French Foreign Minister Laurent Fabius announced the measure on Monday as he unveiled year-long events feting the January 27th, 1964 date on which France broke ranks with the US to open ties with the then-government of Mao Zedong -- a decision that paved the way for China to gain global recognition.

Fabius told a press conference that former French president Charles De Gaulle's "pioneering" decision "gave France a special position in China" which had been buttressed over the years.

De Gaulle's decision caused diplomatic shockwaves at a time when the United States was still insisting the nationalist regime that had escaped to Taiwan should be considered the legitimate government of all of China.

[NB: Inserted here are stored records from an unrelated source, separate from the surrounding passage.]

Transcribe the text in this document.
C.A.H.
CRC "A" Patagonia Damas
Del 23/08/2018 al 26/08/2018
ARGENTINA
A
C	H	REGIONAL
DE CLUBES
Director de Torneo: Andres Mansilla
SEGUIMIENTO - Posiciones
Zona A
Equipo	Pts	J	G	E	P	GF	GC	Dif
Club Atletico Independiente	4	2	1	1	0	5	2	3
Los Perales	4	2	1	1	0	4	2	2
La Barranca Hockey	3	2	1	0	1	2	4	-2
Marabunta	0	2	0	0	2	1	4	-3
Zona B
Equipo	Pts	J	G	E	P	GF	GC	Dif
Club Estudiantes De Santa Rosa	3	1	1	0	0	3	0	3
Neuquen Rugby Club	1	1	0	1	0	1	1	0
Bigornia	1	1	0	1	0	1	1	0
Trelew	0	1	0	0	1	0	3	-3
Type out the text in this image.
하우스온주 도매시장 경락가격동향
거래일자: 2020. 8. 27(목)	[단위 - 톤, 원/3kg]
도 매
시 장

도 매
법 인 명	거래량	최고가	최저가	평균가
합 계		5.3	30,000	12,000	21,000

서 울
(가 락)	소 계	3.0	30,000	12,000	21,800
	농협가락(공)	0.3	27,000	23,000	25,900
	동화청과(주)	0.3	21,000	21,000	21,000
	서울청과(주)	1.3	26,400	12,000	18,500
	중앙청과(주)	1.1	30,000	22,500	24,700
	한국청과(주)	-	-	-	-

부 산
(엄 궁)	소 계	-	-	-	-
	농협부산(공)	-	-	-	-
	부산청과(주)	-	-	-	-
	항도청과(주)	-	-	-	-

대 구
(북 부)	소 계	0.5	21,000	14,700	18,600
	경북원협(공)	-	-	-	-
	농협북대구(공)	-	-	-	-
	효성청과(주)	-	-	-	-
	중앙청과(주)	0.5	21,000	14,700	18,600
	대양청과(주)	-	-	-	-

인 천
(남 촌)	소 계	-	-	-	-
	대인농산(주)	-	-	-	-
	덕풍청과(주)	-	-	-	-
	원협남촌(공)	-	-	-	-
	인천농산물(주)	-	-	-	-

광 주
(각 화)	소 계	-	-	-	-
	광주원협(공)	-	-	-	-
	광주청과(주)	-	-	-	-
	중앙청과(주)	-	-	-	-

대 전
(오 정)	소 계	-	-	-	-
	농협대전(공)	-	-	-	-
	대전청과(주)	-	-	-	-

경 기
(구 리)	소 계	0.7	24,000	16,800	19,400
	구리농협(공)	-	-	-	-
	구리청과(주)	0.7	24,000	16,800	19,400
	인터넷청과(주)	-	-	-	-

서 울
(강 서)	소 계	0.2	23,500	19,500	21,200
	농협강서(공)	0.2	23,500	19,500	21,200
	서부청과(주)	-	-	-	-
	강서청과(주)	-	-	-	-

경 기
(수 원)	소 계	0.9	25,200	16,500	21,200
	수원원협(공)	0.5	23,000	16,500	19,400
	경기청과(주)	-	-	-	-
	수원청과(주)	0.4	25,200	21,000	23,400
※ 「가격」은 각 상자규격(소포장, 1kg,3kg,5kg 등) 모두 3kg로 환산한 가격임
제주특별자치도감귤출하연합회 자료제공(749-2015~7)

It came amid the backdrop of the Cold War, with De Gaulle making efforts to seek a middle path for France in the confrontation between the US and its allies on the one hand and the Communist world on the other.

"It was a visionary decision with respect to a great power in the making, whose importance in world affairs today bears testimony to it," Fabius said.

By way of comparison, full diplomatic relations between China and Britain were only established in 1972, and in 1979 with the United States.

The events will include exhibitions in China showcasing the works of leading French artists such as Impressionist painter Claude Monet and sculptor Auguste Rodin.

An exhibition on De Gaulle, France's wartime resistance hero who served as president between 1959 and 1969, will also take place and a bullet-riddled Citroen car in which he survived an assassination attempt by opponents of Algerian independence will be sent to China.

Treasures from China's Han dynasty will be on display in Paris among several other events. Fabius also announced the new visa regime under which Chinese visitors travel requests will be processed within 48 hours, due to come into force on January 27th.

"This will also be an occasion to promote France as a tourist destination to the Chinese public," Fabius said.

France is the prime European destination for Chinese tourists, with a record 1.4 million visitors from China last year. The inauguration event for the year-long anniversary at the Grand Palais museum in Paris will include a solo performance by famed Chinese pianist Lang.

China will also be the guest of honour at the Paris art fair in March, while the limelight will be on France in the Western China International Fair -- an international expo -- in Sichuan province, home of the pandas.